US has a moral duty to expand vaccine production to help the world’s vulnerable
As the United States moves toward Covid-19 herd immunity, one thing is particularly frustrating: we don’t know what herd immunity will actually look like.
This is not an indication of failed scientific inquiry. Rather, it results from hard limits on our knowledge of a new virus. We know from long experience, for example, that the measles virus is wickedly contagious. One person with measles will infect up to 90 percent of the nonimmune people they encounter. To prevent outbreaks, it takes about 90 percent vaccine coverage.
With the coronavirus, scientists don’t have enough information to make such definitive predictions. As of now, epidemiologists at the National Institutes of Health estimate that Covid-19 will require 70- to 85-percent immunity for the human herd to be safe. That estimate’s relatively wide range results from scientific uncertainty. How much more contagious are new variants of the virus? Will variants begin to defeat existing vaccines? (So far, the vaccines seem to hold up well against new Covid-19 variants, but that could change.) How long does natural immunity last?
In a recent conversation, Anthony Fauci, director of the National Institute of Allergy and Infectious Diseases, discounted the value of detailed estimates about herd immunity. “Instead of fixating on a mystical number,” he told me, “we can say with certainty that the more people who are vaccinated, the less infections you will get.” Fauci pointed to Israel’s high vaccination rate as an example. “You reach a crossroads when the level of vaccination is so high that disease plummets.”

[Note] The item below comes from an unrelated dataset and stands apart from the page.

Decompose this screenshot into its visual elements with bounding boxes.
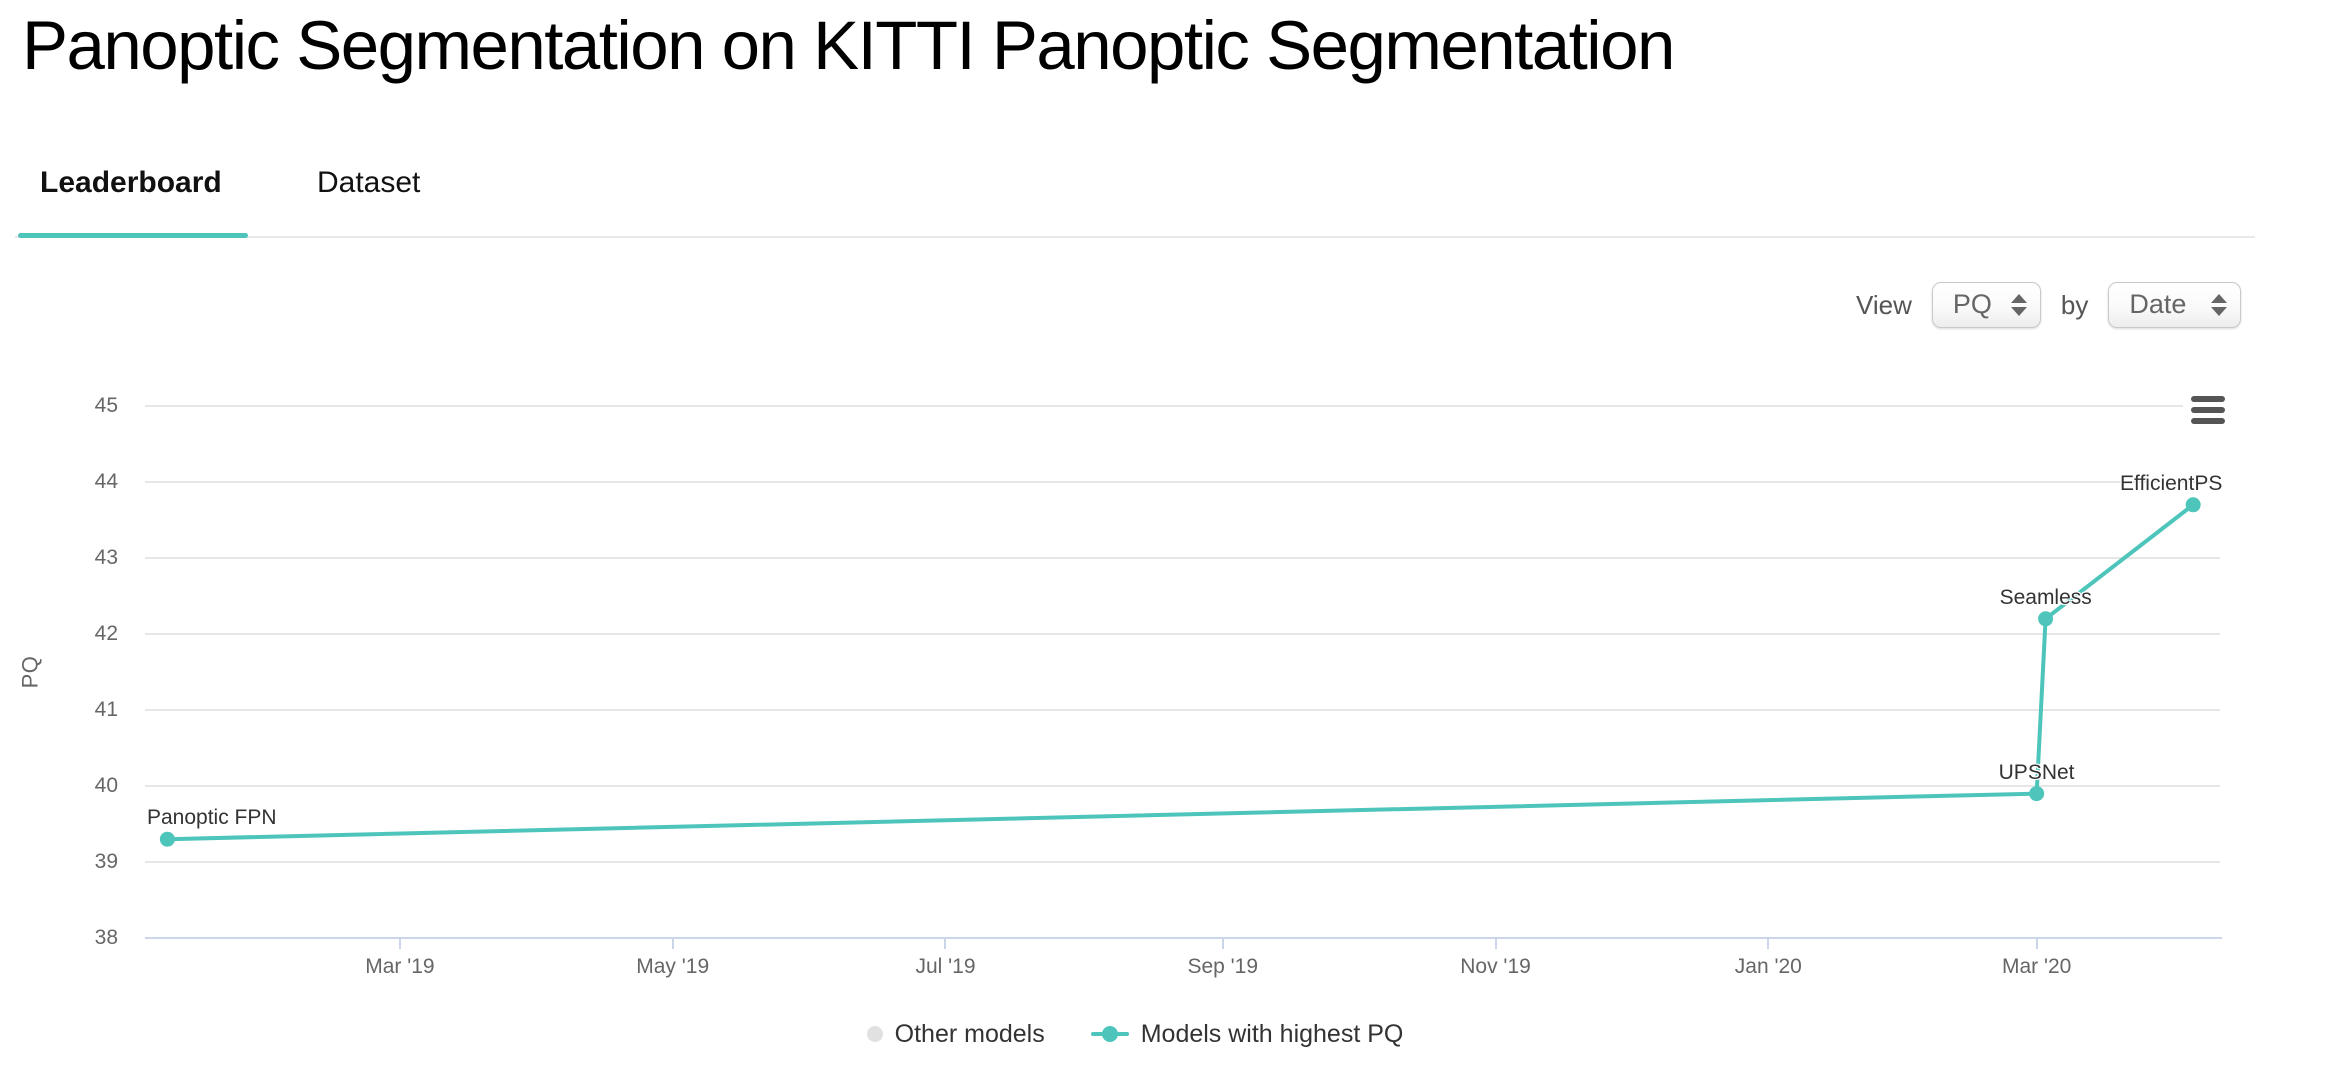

Fauci insists that the United States’ current seven-day average of about 40,000 new Covid-19 cases a day remains too high. “We can’t keep it there,” he said, even if “some people say that a low level is not a big deal.” The sick and weak remain at serious risk. “Until we have better therapies,” he said, “they are still highly vulnerable to dying.”
So we can’t be content with periodic Covid-19 surges. Fauci believes the target embraced by President Biden of 70 percent vaccine coverage by July 4 is realistic and would result in a “significant diminution” of the disease. “If we get to 85 or 90 percent” coverage, he added, “we can stuff this virus.”

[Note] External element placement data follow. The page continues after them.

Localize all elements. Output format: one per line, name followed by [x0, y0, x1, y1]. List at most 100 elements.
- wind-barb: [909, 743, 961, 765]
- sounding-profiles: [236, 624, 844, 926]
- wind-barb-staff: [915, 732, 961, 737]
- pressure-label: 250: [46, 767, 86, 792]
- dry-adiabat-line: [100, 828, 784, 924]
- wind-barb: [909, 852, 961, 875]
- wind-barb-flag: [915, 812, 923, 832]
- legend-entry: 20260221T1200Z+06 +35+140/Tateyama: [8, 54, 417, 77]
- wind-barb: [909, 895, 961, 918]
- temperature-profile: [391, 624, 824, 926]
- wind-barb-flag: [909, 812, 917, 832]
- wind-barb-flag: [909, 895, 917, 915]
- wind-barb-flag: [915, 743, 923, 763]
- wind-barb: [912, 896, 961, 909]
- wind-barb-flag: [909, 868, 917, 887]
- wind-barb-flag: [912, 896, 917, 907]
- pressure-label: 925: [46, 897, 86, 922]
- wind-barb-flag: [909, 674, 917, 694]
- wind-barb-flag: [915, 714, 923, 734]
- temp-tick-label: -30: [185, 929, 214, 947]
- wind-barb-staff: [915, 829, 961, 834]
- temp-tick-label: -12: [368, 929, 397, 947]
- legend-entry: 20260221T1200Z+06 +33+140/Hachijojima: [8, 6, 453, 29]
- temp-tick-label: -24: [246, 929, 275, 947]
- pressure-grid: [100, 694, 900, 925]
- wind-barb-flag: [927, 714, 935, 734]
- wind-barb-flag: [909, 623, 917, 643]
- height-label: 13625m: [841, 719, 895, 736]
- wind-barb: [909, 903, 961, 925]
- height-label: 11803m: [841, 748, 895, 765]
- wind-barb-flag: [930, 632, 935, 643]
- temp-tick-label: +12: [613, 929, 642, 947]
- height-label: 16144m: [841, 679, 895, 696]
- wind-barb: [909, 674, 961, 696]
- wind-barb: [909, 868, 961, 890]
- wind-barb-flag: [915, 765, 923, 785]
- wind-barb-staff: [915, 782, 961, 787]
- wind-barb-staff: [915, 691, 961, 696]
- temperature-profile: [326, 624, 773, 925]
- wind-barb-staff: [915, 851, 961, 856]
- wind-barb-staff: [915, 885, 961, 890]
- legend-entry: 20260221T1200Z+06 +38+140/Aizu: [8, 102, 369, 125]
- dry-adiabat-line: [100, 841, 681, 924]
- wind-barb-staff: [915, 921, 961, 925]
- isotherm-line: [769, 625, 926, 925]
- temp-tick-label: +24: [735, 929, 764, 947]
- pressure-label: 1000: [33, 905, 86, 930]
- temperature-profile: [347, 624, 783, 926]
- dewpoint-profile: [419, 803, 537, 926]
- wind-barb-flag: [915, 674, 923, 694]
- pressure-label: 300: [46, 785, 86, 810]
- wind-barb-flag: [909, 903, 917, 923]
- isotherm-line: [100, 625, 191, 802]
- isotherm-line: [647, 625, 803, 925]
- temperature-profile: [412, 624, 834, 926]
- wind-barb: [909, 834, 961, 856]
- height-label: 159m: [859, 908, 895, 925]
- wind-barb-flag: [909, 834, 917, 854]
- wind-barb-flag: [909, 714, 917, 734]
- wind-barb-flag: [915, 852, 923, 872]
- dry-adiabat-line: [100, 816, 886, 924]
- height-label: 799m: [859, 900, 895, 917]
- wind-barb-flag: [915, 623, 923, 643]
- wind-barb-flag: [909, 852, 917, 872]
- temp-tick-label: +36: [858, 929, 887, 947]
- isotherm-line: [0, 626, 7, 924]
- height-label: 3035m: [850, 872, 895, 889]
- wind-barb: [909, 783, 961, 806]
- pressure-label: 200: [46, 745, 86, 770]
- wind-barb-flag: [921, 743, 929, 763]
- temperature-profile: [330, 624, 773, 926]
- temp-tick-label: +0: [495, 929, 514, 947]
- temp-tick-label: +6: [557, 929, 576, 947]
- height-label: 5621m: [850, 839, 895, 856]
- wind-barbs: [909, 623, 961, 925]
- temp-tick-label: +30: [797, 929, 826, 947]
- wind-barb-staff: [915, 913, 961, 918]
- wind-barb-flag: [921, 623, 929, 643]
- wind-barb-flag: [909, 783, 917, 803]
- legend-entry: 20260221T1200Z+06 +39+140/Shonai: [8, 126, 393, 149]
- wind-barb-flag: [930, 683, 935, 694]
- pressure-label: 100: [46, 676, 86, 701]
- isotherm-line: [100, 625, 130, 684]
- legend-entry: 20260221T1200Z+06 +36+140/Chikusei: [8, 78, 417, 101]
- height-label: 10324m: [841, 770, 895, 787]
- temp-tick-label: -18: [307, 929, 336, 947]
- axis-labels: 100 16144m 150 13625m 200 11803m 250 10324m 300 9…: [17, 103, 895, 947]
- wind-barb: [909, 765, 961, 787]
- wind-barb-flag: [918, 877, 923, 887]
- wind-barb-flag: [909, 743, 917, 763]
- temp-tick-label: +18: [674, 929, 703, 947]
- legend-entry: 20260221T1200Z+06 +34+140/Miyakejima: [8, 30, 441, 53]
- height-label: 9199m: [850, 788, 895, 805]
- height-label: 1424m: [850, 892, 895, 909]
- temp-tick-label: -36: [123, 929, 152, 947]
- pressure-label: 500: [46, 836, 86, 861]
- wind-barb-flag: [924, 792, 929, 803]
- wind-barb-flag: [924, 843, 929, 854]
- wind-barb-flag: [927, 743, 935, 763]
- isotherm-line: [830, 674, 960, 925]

The United States has been a source of lifesaving innovation on Covid-19, and vaccine supply is no longer our most urgent problem — hesitancy is. Even so, we can and must begin to think creatively about the humanitarian crisis of acute vaccine shortages globally. With nations, including India, Brazil and Colombia on the brink of disaster, we have a moral duty to bring our innovations to vulnerable and desperate people.
This is a challenge analogous to the one the George W. Bush administration faced in the early 2000s. After the AIDS crisis left its horrible trail of tragedy across the country, the United States was largely meeting its own demand for miraculous new AIDS drugs. But Africans were dying in endless waves because they lacked them. The President’s Emergency Plan for AIDS Relief (Pepfar) was designed, in part, to bring antiretroviral medicine to places much of the world had given up on. Despite large logistical challenges, it worked.
In our current crisis, the Biden administration has proposed to waive patent protections on vaccines to encourage local production in affected parts of the world. The problem with this approach is not primarily ideological; it is practical. At least for the next year, the ability of new manufacturing facilities to make a difference in the worldwide supply of vaccine doses will be limited.
To meet an emergency need, the first obvious step is to share surplus doses that are building up as we wait on the vaccine-hesitant. But it will also be necessary for existing vaccine producers to multiply their production. So why not just create a Pepfar-like program that pays a few billion dollars for manufacturers to produce a few billion new doses that would go to coronavirus disaster areas?
The problem is limitations on production. To substantially increase output, Pfizer, Moderna and Johnson & Johnson would need raw materials for the supply chain, highly sophisticated new equipment and training for new staff. While an infusion of money might help with equipment and personnel, the limits on raw materials are harder to overcome. Paradoxically, if the waiver of intellectual property protections for vaccines inspires less efficient, lower-quality production efforts, these will draw on the same limited raw materials, which could reduce the overall global availability of vaccine doses in the short term.
Regardless of these obstacles, it seems clear that additional production from existing sources will scale up faster than the sharing of intellectual property and the building of new facilities. In this case, the Biden administration should be doing everything it can to help proven manufacturers expand. Even if that requires a Pepfar-like effort for our time.